Management options focus on restoring binocular function and diplopia. For children with a congenital FCNP, early intervention is warranted for binocular vision development and ergonomic posture. Strabismus surgery has the potential for large changes in the amount of vertical deviation and head tilt.12 Watchful waiting for isolated FCNP can be appropriate, as clinical courses can normalize with time. The majority of FCNP due to microvascular disease can resolve spontaneously within 10 months without any intervention.14 Similarly, prognosis is favorable for recovery from traumatic FCNP within 6 months.15 While waiting for resolution, prisms up to 15 prism diopters can provide relief for patients with symptomatic diplopia.13 Occlusion can also be considered as an option to eliminate diplopia and improve torticollis.

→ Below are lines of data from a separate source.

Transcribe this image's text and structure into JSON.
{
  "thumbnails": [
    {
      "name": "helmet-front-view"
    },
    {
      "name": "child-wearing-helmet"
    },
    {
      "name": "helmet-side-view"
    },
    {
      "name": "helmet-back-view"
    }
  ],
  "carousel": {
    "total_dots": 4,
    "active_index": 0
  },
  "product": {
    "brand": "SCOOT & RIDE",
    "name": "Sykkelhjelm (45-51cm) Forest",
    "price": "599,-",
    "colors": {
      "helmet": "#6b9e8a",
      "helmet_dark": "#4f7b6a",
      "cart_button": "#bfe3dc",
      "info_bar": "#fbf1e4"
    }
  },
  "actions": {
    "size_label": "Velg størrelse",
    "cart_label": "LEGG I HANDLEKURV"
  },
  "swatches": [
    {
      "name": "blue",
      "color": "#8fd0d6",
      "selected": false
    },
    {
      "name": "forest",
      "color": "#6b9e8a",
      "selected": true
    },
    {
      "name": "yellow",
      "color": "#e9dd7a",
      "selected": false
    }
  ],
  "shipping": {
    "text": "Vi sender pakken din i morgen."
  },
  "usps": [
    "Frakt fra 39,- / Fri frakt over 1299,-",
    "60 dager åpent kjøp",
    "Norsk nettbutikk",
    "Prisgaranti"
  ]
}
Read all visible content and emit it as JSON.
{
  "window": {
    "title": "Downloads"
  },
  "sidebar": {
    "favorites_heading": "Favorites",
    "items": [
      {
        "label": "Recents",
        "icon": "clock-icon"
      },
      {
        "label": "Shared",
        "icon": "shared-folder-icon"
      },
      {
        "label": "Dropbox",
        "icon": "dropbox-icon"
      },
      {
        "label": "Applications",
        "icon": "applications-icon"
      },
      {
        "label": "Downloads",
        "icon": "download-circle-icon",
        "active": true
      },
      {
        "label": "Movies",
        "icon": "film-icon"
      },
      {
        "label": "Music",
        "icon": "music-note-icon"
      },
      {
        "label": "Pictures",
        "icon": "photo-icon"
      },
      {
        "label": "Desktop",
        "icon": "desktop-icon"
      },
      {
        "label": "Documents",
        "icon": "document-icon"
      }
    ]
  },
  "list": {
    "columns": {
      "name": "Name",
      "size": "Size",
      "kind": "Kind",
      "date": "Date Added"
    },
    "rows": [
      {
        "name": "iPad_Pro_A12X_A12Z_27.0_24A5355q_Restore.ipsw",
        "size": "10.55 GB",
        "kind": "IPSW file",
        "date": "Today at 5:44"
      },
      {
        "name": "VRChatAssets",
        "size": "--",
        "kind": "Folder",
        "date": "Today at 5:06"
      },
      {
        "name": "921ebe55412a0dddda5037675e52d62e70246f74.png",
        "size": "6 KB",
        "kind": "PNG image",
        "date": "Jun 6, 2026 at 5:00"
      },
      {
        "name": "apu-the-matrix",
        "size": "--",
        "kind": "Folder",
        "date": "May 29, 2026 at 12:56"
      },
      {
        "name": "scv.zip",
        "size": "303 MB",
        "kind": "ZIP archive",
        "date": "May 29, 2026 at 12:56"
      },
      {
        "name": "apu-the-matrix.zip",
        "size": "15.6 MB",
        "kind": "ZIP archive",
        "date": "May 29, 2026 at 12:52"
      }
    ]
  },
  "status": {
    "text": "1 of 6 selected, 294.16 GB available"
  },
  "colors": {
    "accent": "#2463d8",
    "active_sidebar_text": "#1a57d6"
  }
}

The role of neuroimaging is evolving with emerging evidence and the variability of presentation of FCNP. Imaging is undeniably indicated for non-isolated (i.e., without other neurological deficits) FCNP and MRI would be the preferred evaluation method over CT. The yield for imaging on isolated FCNP is generally low,16 although there are studies and case reports supporting the use of neuroimaging to detect other potential comorbid causes.5,17,18 In conclusion, the level of concern should be driven by the total clinical picture, and neuroimaging can be used to corroborate clinical findings.